Koniec. Napisałam to. Pierwszy raz wygrałam NaNoWriMo. Rok 2020 nie był dla mnie wcale taki zły.
Nie pisałam w trakcie listopada sprawozdań z tego, jak mi idzie. Czasami wrzucałam plansze na Instagrama, a im gorzej mi szło, tym mniej mi się chciało. Bo oczywiście to nie było cudownie natchnione pisanie przez wszystkie 30 dni miesiąca. Czasami było wręcz tragicznie. Ale zmuszałam się do pisania każdego dnia, żeby nie wypaść z rytmu.

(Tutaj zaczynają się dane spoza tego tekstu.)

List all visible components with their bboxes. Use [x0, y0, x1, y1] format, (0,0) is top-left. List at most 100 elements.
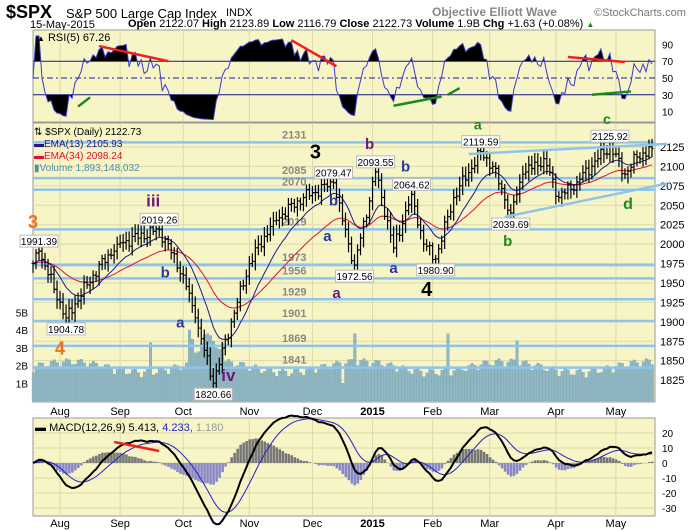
price-label: 2064.62 [394, 180, 431, 191]
volume-bar [569, 374, 573, 402]
volume-bar [614, 366, 618, 402]
month-tick-label: Nov [240, 518, 260, 530]
volume-bar [404, 366, 408, 402]
volume-bar [479, 364, 483, 402]
ohlc-bar [620, 152, 624, 182]
volume-bar [626, 366, 630, 402]
macd-histogram-bar [587, 461, 591, 463]
price-label-box [590, 129, 630, 143]
volume-bar [533, 365, 537, 402]
volume-bar [191, 339, 195, 402]
ohlc-bar [313, 185, 317, 202]
macd-tick-label: -10 [662, 474, 677, 485]
volume-bar [134, 369, 137, 402]
ohlc-bar [578, 172, 582, 191]
ohlc-bar [416, 199, 420, 229]
macd-histogram-bar [548, 462, 552, 463]
volume-legend-text: Volume 1,893,148,032 [39, 163, 140, 174]
volume-bar [443, 368, 447, 402]
ohlc-bar [259, 235, 263, 253]
rsi-divergence-line [393, 95, 442, 107]
volume-bar [644, 358, 648, 402]
close-label: Close [339, 18, 370, 30]
macd-histogram-bar [83, 461, 86, 463]
volume-bar [590, 368, 594, 402]
ohlc-bar [554, 173, 558, 205]
ohlc-bar [371, 176, 375, 211]
ohlc-bar [524, 162, 528, 180]
macd-histogram-bar [614, 459, 618, 463]
volume-bar [545, 371, 549, 402]
volume-bar [350, 359, 354, 402]
ohlc-bar [133, 224, 137, 243]
ohlc-bar [590, 157, 594, 180]
volume-bar [182, 367, 185, 402]
macd-histogram-bar [392, 463, 396, 471]
volume-bar [290, 373, 294, 402]
ohlc-bar [536, 153, 540, 175]
price-label: 2079.47 [315, 169, 352, 180]
volume-bar [218, 349, 222, 402]
ohlc-bar [419, 218, 423, 240]
wave-label: a [323, 228, 332, 245]
price-label: 2119.59 [463, 138, 499, 149]
macd-histogram-bar [380, 455, 384, 463]
macd-histogram-bar [635, 463, 639, 465]
macd-histogram-bar [353, 463, 357, 486]
wave-label: b [329, 192, 338, 209]
volume-bar [566, 369, 570, 402]
price-label: 2093.55 [357, 158, 394, 169]
volume-bar [410, 373, 414, 402]
volume-bar [611, 372, 615, 402]
volume-bar [374, 359, 378, 402]
rsi-oversold-fill [45, 94, 627, 120]
macd-histogram-bar [488, 457, 492, 463]
ohlc-bar [512, 194, 516, 222]
volume-bar [302, 375, 306, 402]
volume-bar [263, 371, 267, 402]
volume-bar [395, 371, 399, 402]
close-value: 2122.73 [372, 18, 413, 30]
wave-label: 4 [55, 338, 65, 358]
macd-histogram-bar [458, 450, 462, 463]
macd-histogram-bar [71, 463, 74, 473]
price-label-box [46, 322, 86, 336]
ohlc-bar [380, 173, 384, 207]
volume-bar [173, 364, 176, 402]
ohlc-bar [250, 253, 254, 268]
macd-histogram-bar [338, 463, 342, 471]
ema34-legend-text: EMA(34) 2098.24 [44, 151, 123, 162]
support-level-label: 1929 [282, 286, 306, 298]
price-legend-text: $SPX (Daily) 2122.73 [45, 127, 142, 138]
volume-bar [46, 366, 50, 402]
ohlc-bar [73, 295, 77, 322]
ohlc-bar [199, 318, 203, 345]
ohlc-bar [295, 197, 299, 217]
ohlc-bar [106, 249, 110, 272]
macd-histogram-bar [557, 463, 561, 470]
ohlc-bar [617, 147, 621, 168]
macd-histogram-bar [461, 448, 465, 463]
price-label-box [139, 212, 179, 226]
price-label: 2019.26 [141, 215, 178, 226]
volume-bar [368, 366, 372, 402]
brand: Objective Elliott Wave [432, 5, 557, 19]
macd-histogram-bar [167, 463, 170, 467]
macd-histogram-bar [350, 463, 354, 484]
volume-bar [149, 342, 152, 402]
macd-histogram-bar [119, 452, 122, 463]
month-tick-label: Mar [480, 406, 499, 418]
volume-bar [37, 362, 41, 402]
macd-histogram-bar [170, 463, 173, 469]
ohlc-bar [446, 209, 450, 231]
volume-bar [275, 375, 279, 402]
ohlc-bar [235, 297, 239, 321]
volume-bar [100, 368, 104, 402]
ohlc-bar [389, 211, 393, 243]
macd-histogram-bar [470, 449, 474, 463]
volume-bar [224, 361, 228, 402]
high-value: 2123.89 [229, 18, 270, 30]
ohlc-bar [298, 197, 302, 211]
ohlc-bar [383, 189, 387, 220]
ohlc-bar [52, 265, 56, 294]
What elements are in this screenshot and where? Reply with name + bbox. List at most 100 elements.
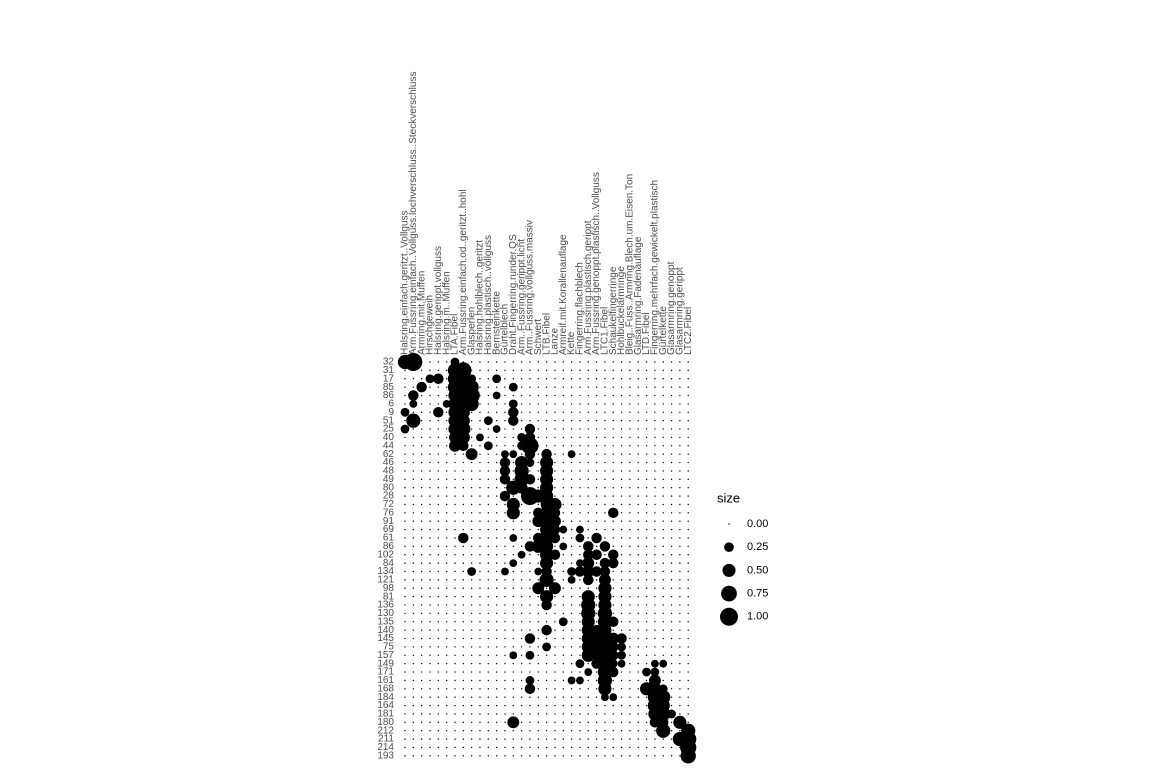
dot bbox=[567, 450, 576, 459]
dot bbox=[645, 487, 648, 489]
dot bbox=[662, 361, 664, 363]
dot bbox=[420, 755, 423, 757]
dot bbox=[454, 604, 456, 606]
dot bbox=[579, 721, 581, 724]
dot bbox=[512, 730, 514, 732]
dot bbox=[570, 411, 573, 413]
legend-key bbox=[724, 542, 734, 553]
dot bbox=[629, 646, 631, 648]
dot bbox=[445, 696, 448, 698]
dot bbox=[420, 570, 423, 573]
dot bbox=[404, 738, 406, 740]
dot bbox=[529, 713, 531, 715]
dot bbox=[454, 554, 456, 556]
dot bbox=[437, 746, 440, 749]
dot bbox=[612, 713, 614, 715]
dot bbox=[612, 704, 614, 707]
column-label: Gürtelblech bbox=[500, 304, 511, 355]
dot bbox=[687, 461, 689, 464]
dot bbox=[579, 579, 581, 581]
dot bbox=[637, 688, 639, 690]
dot bbox=[454, 595, 456, 598]
dot bbox=[645, 378, 648, 380]
dot bbox=[479, 646, 481, 648]
dot bbox=[679, 679, 681, 682]
dot bbox=[662, 436, 664, 439]
dot bbox=[545, 721, 548, 724]
dot bbox=[545, 428, 548, 430]
dot bbox=[406, 413, 421, 428]
dot bbox=[487, 453, 489, 455]
dot bbox=[420, 487, 423, 489]
dot bbox=[612, 679, 614, 682]
dot bbox=[420, 361, 423, 363]
dot bbox=[629, 562, 631, 564]
dot bbox=[570, 612, 573, 615]
row-label: 81 bbox=[383, 591, 395, 602]
column-label: Arm.Fussring.einfach..Vollguss.lochversc… bbox=[408, 72, 419, 355]
dot bbox=[601, 693, 609, 702]
dot bbox=[629, 428, 631, 430]
dot bbox=[445, 713, 448, 715]
dot bbox=[495, 604, 498, 606]
dot bbox=[412, 637, 415, 640]
dot bbox=[454, 461, 456, 464]
dot bbox=[462, 662, 465, 665]
dot bbox=[429, 646, 431, 648]
dot bbox=[412, 453, 415, 455]
dot bbox=[470, 579, 473, 581]
legend-key bbox=[721, 585, 737, 602]
dot bbox=[445, 554, 448, 556]
dot bbox=[537, 461, 539, 464]
dot bbox=[445, 436, 448, 439]
dot bbox=[520, 621, 523, 623]
dot bbox=[604, 730, 606, 732]
dot bbox=[554, 478, 556, 481]
dot bbox=[645, 755, 648, 757]
dot bbox=[579, 394, 581, 397]
dot bbox=[479, 721, 481, 724]
dot bbox=[662, 386, 664, 388]
dot bbox=[504, 378, 506, 380]
dot bbox=[520, 696, 523, 698]
dot bbox=[449, 439, 461, 452]
dot bbox=[412, 520, 415, 522]
dot bbox=[412, 579, 415, 581]
dot bbox=[583, 549, 594, 560]
dot bbox=[570, 537, 573, 539]
dot bbox=[645, 436, 648, 439]
dot bbox=[545, 587, 548, 589]
dot bbox=[620, 562, 623, 564]
dot bbox=[679, 562, 681, 564]
column-label: Lanze bbox=[550, 327, 561, 355]
dot bbox=[620, 503, 623, 506]
dot bbox=[637, 394, 639, 397]
dot bbox=[454, 453, 456, 455]
dot bbox=[509, 534, 518, 542]
dot bbox=[529, 612, 531, 615]
legend-label: 1.00 bbox=[747, 611, 768, 623]
dot bbox=[445, 755, 448, 757]
dot bbox=[429, 411, 431, 413]
dot bbox=[629, 721, 631, 724]
dot bbox=[520, 361, 523, 363]
dot bbox=[445, 537, 448, 539]
dot bbox=[437, 419, 440, 422]
dot bbox=[595, 487, 598, 489]
dot bbox=[445, 495, 448, 497]
dot bbox=[650, 667, 660, 677]
dot bbox=[495, 419, 498, 422]
dot bbox=[587, 730, 589, 732]
column-label: Draht.Fingerring.runder.QS bbox=[508, 234, 519, 355]
dot bbox=[462, 730, 465, 732]
dot bbox=[537, 595, 539, 598]
dot bbox=[570, 587, 573, 589]
dot bbox=[416, 381, 427, 393]
dot bbox=[520, 629, 523, 631]
dot bbox=[604, 528, 606, 531]
dot bbox=[529, 579, 531, 581]
dot bbox=[462, 704, 465, 707]
dot bbox=[529, 738, 531, 740]
dot bbox=[670, 487, 673, 489]
dot bbox=[420, 394, 423, 397]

Tym sposobem skończyłam powieść na 54042 słowach.
Jak to się w ogóle stało, ze po latach prób udało mi się przekroczyć magiczną granice 50K i nie odpaść w trakcie? Myślę, że na to osiągnięcie złożyło się kilka czynników. Opowiem o kilku, które miały największe znaczenie.
- Wystąpiłam w tym roku gościnnie w pewnym podkaście i pogadałam sobie z Martą o tym, jak to nie mam rutyny i motywatora. Wspomniała mi o takiej fajnej słownej grze, w której jak piszesz, to zabijasz potwory. Mowa oczywiście o 4theWords. No i ta platforma okazała się dla mnie jakimś wybawieniem, bo żeby dostawać dodatkowe nagrody za różne questy i nie tylko, trzeba było utrzymać ciągłość pisania każdego dnia. Wprawdzie dzień był zaliczony za napisanie jedynie 444 słów, ale jak już zaczęłam, to często pisałam dużo dużo więcej. Motywuje mnie to do dziś, bo posiłkuję się 4theWrods przy pisaniu blogowych tekstów i innych recenzji. I mam nadzieję, że dzięki temu zacznę się też motywować bardziej do pisania prozy nie tylko podczas NaNoWriMo.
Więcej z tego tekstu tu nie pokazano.